Quizá ningún otro médico haya difundido tanto la ciencia de la neurología como Oliver Sacks. Con libros que se volvieron famosísimos como El hombre que confundió a su mujer con un sombrero o Despertares, inspiradora de la película donde Robin Williams lo interpreta, Sacks retomó la tradición narrativa de los médicos escritores del siglo XIX y divulgó en forma popular los misterios de la memoria y el cerebro, registrando los casos mentales más estrambóticos. A fines de 2014 terminó de escribir sus memorias, y en agosto de 2015 murió, a los 82 años. Ahora se publican estas memorias en castellano. En movimiento (Anagrama) es un relato ameno y anecdótico donde Sacks habla por primera vez de su homosexualidad, reconstruye su juventud en Inglaterra, su viaje a California, experiencias con las más variadas sustancias y drogas, y también rememora casos de sus pacientes y da cuenta de la plenitud que según confiesa logró alcanzar en la vejez.

 Por Mariana Enriquez

En diciembre de 2014, Oliver Sacks terminó de escribir y corregir En movimiento. Una vida, su libro de memorias. Apenas unos días después, se enteró de que tenía metástasis, producto del melanoma en el ojo que le habían diagnosticado nueve años atrás. Se estaba muriendo. En el breve ensayo “Sabbath”, publicado dos semanas antes de morir, además de hablar del descanso y de la religión de su familia –Sacks era judío y ateo– escribió que lo alegraba enormemente haber completado y publicado sus memorias sin saber que su enfermedad era terminal. Y que se alegraba “de haber podido, por primera vez en mi vida, hacer una completa y franca declaración acerca de mi sexualidad, enfrentando al mundo abiertamente, sin secretos culposos”. En movimiento. Una vida es una autobiografía selectiva donde Sacks se cuenta como hombre gay, como médico y como escritor. Anecdótica y alegre como toda su producción, también es tímidamente reveladora y esconde una narrativa que excede a Sacks: la del joven universitario británico, hijo de una familia de médicos de clase media alta que escapa de la opresiva Inglaterra que había castrado –literalmente– al genial Alan Turing. Cuando Turing murió, Oliver Sacks tenía ya 22 años y además de estudiante era un fanático de las motos. De hecho, así empieza el libro: con motos. Con visitas a Crystal Palace a ver carreras, con el amor a su primera Norton, con sus compañeros motoqueros de Birmingham, el placer de manejar sin límite de velocidad por North Circular Road de Londres, sus primeros accidentes. Es un estudiante tan inteligente como inquieto y disperso; se sobreentendía que iba a ser médico, como sus padres, pero le interesaban la química y la literatura y la botánica. Y también, aunque Sacks lo dice entre líneas, durante esos primeros años de estudiante en Oxford tenía la cabeza y el cuerpo ocupados por el deseo. A los 18 años le contó a su padre que le gustaban los chicos; el señor Sacks se lo tomó bien. No le hizo caso a su hijo, sin embargo, cuando Oliver le pidió: “No se lo cuentes a mamá”. “Se lo contó y a la mañana siguiente mi madre bajó echando chispas, con una cara que no le había visto nunca. ‘Eres una abominación’, dijo. ‘Ojalá no hubieras nacido’. A continuación se marchó y pasó varios días sin hablarme. Cuando volvió a dirigirme la palabra, no se refirió a lo que había dicho. No volvió a mencionarlo nunca más”, escribe Sacks.
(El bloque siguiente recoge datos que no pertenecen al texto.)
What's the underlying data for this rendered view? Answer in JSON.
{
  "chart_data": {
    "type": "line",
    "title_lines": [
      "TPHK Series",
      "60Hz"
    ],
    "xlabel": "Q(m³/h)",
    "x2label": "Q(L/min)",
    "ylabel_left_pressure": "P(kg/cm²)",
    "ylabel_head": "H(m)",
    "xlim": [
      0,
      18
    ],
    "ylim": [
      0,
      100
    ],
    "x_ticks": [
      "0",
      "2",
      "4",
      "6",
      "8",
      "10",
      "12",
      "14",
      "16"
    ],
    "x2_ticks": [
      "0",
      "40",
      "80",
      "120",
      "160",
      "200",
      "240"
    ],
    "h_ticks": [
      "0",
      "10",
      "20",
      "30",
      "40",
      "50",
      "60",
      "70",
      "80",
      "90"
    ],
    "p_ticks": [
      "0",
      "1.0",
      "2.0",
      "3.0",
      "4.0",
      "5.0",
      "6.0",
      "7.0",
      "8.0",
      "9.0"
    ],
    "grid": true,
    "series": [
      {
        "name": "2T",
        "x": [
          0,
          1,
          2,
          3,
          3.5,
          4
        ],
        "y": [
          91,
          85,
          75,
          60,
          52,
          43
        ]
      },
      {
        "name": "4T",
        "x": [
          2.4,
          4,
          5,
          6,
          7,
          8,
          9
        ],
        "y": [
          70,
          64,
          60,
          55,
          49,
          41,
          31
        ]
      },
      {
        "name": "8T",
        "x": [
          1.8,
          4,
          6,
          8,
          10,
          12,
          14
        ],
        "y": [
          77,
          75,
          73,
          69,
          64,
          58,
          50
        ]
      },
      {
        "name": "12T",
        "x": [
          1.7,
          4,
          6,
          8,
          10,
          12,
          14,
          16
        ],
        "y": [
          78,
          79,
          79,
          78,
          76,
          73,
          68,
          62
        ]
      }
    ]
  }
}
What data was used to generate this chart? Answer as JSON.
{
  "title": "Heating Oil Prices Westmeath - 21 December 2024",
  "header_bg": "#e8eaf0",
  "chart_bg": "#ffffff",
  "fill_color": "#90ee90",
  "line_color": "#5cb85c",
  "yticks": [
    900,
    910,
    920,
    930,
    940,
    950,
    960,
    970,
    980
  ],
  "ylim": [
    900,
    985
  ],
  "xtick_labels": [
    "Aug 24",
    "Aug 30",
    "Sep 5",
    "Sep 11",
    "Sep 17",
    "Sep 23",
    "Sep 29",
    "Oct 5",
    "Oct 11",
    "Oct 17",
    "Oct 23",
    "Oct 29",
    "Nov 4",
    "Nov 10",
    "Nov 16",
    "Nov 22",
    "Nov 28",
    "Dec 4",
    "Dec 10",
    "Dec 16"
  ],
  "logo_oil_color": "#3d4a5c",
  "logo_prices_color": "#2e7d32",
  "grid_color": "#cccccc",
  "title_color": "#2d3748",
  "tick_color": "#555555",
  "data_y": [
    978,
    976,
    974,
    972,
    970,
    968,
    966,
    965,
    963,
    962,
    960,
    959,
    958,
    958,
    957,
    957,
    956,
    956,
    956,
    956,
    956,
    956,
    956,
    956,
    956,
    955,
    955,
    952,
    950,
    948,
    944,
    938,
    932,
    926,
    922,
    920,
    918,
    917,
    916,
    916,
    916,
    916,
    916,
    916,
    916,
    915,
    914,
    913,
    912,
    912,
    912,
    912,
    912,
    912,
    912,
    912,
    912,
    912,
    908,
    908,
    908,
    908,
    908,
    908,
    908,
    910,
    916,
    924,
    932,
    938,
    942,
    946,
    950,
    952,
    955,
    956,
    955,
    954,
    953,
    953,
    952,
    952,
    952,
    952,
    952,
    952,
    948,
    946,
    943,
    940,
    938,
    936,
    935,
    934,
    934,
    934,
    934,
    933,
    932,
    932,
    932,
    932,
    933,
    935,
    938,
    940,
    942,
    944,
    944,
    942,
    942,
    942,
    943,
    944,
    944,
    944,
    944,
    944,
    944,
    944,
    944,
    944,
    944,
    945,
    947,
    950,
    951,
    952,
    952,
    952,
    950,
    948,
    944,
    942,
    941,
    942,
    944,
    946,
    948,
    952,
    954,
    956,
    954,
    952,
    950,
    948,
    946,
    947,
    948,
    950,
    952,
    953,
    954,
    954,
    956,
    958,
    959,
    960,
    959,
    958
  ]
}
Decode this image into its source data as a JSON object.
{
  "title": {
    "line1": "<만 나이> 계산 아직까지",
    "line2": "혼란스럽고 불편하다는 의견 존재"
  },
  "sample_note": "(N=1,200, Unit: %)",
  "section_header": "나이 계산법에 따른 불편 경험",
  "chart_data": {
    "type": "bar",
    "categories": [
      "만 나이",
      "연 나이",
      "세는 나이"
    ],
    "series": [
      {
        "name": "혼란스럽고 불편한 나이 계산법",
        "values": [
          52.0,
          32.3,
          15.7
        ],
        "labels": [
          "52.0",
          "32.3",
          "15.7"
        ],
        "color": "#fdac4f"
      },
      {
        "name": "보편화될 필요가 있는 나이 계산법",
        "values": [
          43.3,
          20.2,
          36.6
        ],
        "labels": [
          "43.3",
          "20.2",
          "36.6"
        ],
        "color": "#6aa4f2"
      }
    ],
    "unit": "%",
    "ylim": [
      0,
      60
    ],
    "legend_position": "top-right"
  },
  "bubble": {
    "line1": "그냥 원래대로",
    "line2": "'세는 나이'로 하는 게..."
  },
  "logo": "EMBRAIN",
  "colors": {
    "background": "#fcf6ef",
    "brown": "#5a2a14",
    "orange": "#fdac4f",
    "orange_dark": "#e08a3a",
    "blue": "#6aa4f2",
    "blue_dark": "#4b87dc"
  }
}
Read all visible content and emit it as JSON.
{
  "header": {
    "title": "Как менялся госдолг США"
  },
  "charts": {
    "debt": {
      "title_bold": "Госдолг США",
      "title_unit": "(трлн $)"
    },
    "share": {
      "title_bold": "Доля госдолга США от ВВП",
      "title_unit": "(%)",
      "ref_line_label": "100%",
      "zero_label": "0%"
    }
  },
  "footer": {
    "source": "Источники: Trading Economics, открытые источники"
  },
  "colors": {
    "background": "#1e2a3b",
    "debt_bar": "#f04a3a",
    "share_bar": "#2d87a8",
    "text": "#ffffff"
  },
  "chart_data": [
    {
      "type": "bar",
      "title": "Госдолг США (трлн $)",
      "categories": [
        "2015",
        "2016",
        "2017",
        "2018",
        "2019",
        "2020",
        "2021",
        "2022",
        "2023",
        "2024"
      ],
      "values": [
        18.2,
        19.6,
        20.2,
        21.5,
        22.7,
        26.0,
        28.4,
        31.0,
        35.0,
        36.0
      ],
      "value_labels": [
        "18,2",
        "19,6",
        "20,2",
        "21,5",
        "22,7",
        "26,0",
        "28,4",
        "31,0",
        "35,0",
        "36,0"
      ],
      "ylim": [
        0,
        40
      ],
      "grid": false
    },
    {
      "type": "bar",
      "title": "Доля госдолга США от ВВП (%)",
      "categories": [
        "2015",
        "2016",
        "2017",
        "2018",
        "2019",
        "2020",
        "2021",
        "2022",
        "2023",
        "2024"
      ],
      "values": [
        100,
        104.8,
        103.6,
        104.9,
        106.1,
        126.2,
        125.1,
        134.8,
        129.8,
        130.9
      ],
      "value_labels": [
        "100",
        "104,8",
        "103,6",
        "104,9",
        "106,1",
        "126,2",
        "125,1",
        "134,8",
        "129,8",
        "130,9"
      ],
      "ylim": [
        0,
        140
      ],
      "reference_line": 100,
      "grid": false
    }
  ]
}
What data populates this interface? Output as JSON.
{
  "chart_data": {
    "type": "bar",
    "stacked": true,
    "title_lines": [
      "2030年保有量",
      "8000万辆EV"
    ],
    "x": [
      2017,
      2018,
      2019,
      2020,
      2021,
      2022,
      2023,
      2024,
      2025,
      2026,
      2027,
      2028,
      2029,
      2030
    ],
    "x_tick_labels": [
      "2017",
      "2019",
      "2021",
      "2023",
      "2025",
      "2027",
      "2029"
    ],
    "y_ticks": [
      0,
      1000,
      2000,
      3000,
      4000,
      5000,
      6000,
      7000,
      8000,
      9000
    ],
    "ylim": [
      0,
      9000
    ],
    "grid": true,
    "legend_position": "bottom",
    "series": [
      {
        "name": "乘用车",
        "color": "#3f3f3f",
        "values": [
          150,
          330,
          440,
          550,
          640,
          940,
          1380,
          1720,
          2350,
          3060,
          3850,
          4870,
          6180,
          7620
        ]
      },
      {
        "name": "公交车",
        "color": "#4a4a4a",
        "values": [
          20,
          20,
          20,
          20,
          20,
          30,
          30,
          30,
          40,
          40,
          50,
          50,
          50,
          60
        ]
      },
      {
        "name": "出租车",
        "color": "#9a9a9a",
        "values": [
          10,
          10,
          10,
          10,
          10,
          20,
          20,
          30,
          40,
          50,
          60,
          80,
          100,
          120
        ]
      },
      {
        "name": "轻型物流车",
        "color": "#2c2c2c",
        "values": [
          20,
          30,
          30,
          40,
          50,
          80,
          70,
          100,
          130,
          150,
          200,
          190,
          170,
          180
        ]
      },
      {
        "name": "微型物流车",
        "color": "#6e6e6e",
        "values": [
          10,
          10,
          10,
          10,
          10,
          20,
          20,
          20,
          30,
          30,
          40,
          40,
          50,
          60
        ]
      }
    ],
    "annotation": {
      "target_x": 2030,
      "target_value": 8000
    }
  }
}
Quizá por la maldición de su madre, que Oliver Sacks nunca olvidó, o quizá por mala suerte o por su –confiesa– incurable timidez, sus romances y amores fueron tristes y truncos: de hecho, pasó treinta y cinco años viviendo como un hombre célibe y recién formó pareja a los 75, con el escritor Bill Hayes. En Oxford se enamoró de Richard Selig, un atractivo poeta de 24 años. Se lo dijo y Richard lo rechazó pero con respeto y afecto: “Yo no soy así pero aprecio tu amor y también te quiero, a mi manera”, le dijo. Sacks pensó que serían amigos durante toda la vida pero, en un extraño giro, el amor y la medicina se cruzaron de manera trágica. Selig le mostró, en su habitación, un bulto que tenía en la ingle. La escena es involuntariamente erótica; escribe Sacks: “Se bajó los pantalones y los calzoncillos y ahí estaba, en la ingle izquierda, del tamaño de un huevo. Era firme y duro al tacto. Lo primero que se me ocurrió fue que era cáncer”. Tuvo razón y Selig murió poco más de un año después. Durante la enfermedad, los amigos no volvieron a verse: Selig no podía soportar verle la cara al chico que le había anunciado la muerte.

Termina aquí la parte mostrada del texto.